Işık ve Hareket Arasındaki Uyumu Yansıtan Bir Pencere: “In Motion”

In Motion, Finlandiya’da bulunan Aalto Üniversitesi’nin yeni açılan Kide binası için Outi Turpeinen kuratörlüğünde sanatçı Baptiste Debombourg tarafından hazırlanan enstalasyon çalışması.

Fotoğraflar: Baptiste Debombourg | Adagp

Kide binası, SARC+SIGGE Architects tarafından Aalto Üniversitesi Temel Bilimler (Uygulamalı Fizik) ve Elektrik Mühendisliği bölümleri için eğitim ve araştırma amaçları doğrultusunda tasarlanmış. Otaniemi kampüsünün kalbinde yer alan yapı, Alvar Aalto tasarımı olan Undergraduate Center yapısına doğru uzanan kampüs görünümünün bir parçasını oluşturuyor.

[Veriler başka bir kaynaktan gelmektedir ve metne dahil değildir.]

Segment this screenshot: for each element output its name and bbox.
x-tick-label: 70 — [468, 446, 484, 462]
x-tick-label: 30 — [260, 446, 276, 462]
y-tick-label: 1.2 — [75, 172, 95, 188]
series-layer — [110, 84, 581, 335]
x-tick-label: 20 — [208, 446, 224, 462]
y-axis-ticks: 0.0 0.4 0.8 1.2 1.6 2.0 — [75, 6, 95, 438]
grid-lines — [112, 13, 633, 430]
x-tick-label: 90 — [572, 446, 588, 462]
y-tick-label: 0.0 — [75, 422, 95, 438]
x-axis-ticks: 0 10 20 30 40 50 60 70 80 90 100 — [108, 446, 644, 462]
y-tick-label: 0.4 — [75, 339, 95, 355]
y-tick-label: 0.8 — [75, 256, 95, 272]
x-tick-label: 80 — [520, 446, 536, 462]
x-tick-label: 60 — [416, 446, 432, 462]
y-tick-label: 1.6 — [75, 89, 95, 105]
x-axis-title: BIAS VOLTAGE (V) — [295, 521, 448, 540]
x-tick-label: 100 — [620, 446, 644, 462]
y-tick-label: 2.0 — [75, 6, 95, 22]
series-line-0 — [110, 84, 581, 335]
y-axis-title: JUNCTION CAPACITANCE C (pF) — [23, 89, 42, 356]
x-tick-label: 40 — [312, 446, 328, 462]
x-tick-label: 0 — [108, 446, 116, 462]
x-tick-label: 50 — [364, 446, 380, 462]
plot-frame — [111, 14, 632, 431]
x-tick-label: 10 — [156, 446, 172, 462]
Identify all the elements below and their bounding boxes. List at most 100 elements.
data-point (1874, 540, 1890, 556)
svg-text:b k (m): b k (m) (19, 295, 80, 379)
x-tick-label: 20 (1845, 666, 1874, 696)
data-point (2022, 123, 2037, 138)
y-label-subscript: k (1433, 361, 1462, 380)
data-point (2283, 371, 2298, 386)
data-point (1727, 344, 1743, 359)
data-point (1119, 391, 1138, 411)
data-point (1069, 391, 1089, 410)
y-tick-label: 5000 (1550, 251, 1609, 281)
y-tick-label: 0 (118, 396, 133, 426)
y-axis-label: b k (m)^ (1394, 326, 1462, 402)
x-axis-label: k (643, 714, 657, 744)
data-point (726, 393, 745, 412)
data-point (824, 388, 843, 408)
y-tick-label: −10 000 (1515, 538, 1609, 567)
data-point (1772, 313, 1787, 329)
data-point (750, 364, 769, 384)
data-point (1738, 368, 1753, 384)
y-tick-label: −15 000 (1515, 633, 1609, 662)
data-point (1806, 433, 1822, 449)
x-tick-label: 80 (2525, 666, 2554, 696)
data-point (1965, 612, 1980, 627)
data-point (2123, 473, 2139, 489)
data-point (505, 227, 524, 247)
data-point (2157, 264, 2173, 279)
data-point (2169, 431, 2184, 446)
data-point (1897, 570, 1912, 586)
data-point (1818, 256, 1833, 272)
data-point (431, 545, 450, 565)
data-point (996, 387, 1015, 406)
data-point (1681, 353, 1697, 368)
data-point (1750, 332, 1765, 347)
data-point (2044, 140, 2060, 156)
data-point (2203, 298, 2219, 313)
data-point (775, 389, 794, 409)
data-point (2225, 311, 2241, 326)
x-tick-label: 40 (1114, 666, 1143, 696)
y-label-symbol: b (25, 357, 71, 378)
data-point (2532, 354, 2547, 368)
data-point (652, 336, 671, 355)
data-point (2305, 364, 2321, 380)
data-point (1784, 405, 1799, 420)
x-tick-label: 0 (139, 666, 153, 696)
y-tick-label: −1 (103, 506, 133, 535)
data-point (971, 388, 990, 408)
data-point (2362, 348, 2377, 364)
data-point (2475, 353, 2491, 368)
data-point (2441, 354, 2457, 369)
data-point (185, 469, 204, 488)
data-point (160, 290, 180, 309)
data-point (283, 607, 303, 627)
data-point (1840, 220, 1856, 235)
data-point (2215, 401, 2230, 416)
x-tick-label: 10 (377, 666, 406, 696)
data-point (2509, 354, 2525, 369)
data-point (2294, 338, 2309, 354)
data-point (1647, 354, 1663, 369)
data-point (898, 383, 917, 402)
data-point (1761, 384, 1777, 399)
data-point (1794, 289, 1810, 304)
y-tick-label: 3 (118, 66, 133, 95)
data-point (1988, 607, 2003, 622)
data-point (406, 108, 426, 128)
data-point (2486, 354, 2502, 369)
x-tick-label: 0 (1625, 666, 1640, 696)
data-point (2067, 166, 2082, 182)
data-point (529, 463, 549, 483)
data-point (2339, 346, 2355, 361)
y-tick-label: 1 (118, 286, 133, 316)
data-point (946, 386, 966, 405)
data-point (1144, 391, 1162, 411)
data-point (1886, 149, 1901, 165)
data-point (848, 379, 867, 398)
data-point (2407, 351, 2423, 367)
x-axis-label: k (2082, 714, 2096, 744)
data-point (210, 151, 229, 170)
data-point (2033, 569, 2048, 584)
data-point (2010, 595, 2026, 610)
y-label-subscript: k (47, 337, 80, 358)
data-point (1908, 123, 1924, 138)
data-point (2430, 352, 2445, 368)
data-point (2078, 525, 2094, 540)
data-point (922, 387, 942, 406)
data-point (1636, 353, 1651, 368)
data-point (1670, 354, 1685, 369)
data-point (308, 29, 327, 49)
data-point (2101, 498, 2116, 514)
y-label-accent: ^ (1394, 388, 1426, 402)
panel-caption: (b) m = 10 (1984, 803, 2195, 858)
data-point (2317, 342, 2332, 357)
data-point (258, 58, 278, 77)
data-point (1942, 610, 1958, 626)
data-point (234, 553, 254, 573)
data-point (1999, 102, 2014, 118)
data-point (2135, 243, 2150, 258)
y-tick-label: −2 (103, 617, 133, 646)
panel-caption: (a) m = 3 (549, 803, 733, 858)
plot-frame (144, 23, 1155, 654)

Sanatçının yaklaşımı, deniz dalgalarıyla etkileşerek ortaya çıkan ışığın mimariye ve tabiata yansıyan etkilerinden ilham alıyor.

Binanın, yayaların, arabaların ve tramvayların geçtiği iki yolun birleştiği kavşaktaki önemli konumu, sanatçıya bu etkileşimler arasındaki anlamı eserine yansıtması açısından ilham kaynağı oluyor. Farklı dinamikler, farklı hızlar ve farklı hareket biçimleri, sanatçıyı, ışığı hareket geçiren ve dalgalı bir topoğrafi formuyla temayı öne çıkaran bir malzeme seçimine yönlendiriyor. Çalışma ışık ve hareket arasındaki soyut perspektifi yansıtan bir pencere işlevi görüyor.

Ayna, cilalı paslanmaz çelik malzemeden hafif dalgalı bir formla yapılmış. Sıfırın altındaki sıcaklıklara karşı da son derece dayanıklı olduğundan bu malzeme seçilmiş. Eser, monte edildiği duvarla arasında 30 milimetre mesafe olacak şekilde sabitlenmiş. Cilalanmış paslanmaz çelik malzemeyle kıvrım verilmiş olan ayna, enstalasyona hareket ve dinamiklik katıyor.

Eserden gelecek yansımaların doğası gereği, etraftaki görüntü ve hareketler daha güçlü gözüküyor, böylelikle oradan geçen insanlar hatta tramvaydaki yolcular için bile akıllarda yeni perspektifler beliriyor. Eser, üzerine gelen ışığın yoğunluğuna bağlı olarak farklı atmosferik deneyimler sunuyor ve ortalama bir ışık seviyesinde bile izleyenler için birbirinden farklı deneyimler yaratıyor.

Enstalasyon, dış mekanda akmakta olan ve mekanı istila eden sıvının temsiliyle 1. katta bulunan pencerelerin yerini alırken iç mekanda ise bir dalganın sıçrama hareketinin temsiliyle ziyaretçiyi karşılıyor.

Enstalasyon yapıya yeni bir perspektif kazandırırken giriş alanını, mimarisine sadık kalarak tekrar yorumluyor ve aynı zamanda kullanıcılar için önemli bir sembol haline geliyor.